Si la corporation incorporait des logements abordables dans lesquels les locataires actuels pourraient emménager - un détail qui n'est pas exigé par la Ville - ce serait un excellent résultat, a déclaré Mme Troster.

Mary Huang, de l’Association communautaire du centre-ville, a reconnu que ce serait bien si l'on parvenait à trouver un arrangement avec les locataires actuels.

Dans sa déclaration, 211-231 Bank Street Holdings a affirmé qu'il serait déraisonnable de s'attendre à ce qu'un seul projet de développement puisse répondre à tous les besoins de logement du quartier ou de la ville.

Selon la corporation, la forte concentration de studios dans le projet permettra d'offrir stratégiquement une entrée à moindre coût dans les immeubles nouvellement construits. Elle a également indiqué qu'un programme généreux et complet d'aide à la relocation avait été proposé aux locataires existants en fonction des commentaires de la communauté.

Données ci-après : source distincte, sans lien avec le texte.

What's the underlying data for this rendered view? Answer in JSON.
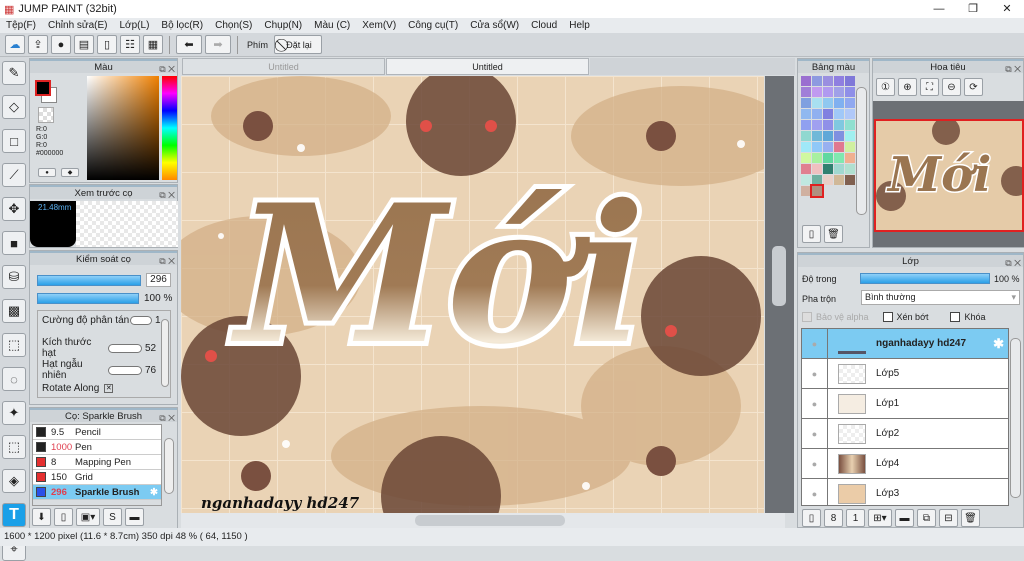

Bien que la date limite du 31 janvier soit passée, la corporation a assuré qu'elle prévoyait toujours d'offrir aux locataires une aide à la réinstallation de 12 mois d'indemnisation et de 500 $ pour les frais de déménagement.

Certains résidents ont déjà trouvé un nouvel endroit où vivre et ont été indemnisés selon les termes de l'offre initiale, a précisé l’entreprise.

Nous restons optimistes et pensons que d'autres résidents rejoindront ceux qui ont déjà trouvé un nouveau foyer, a ajouté 211-231 Bank Street Holdings.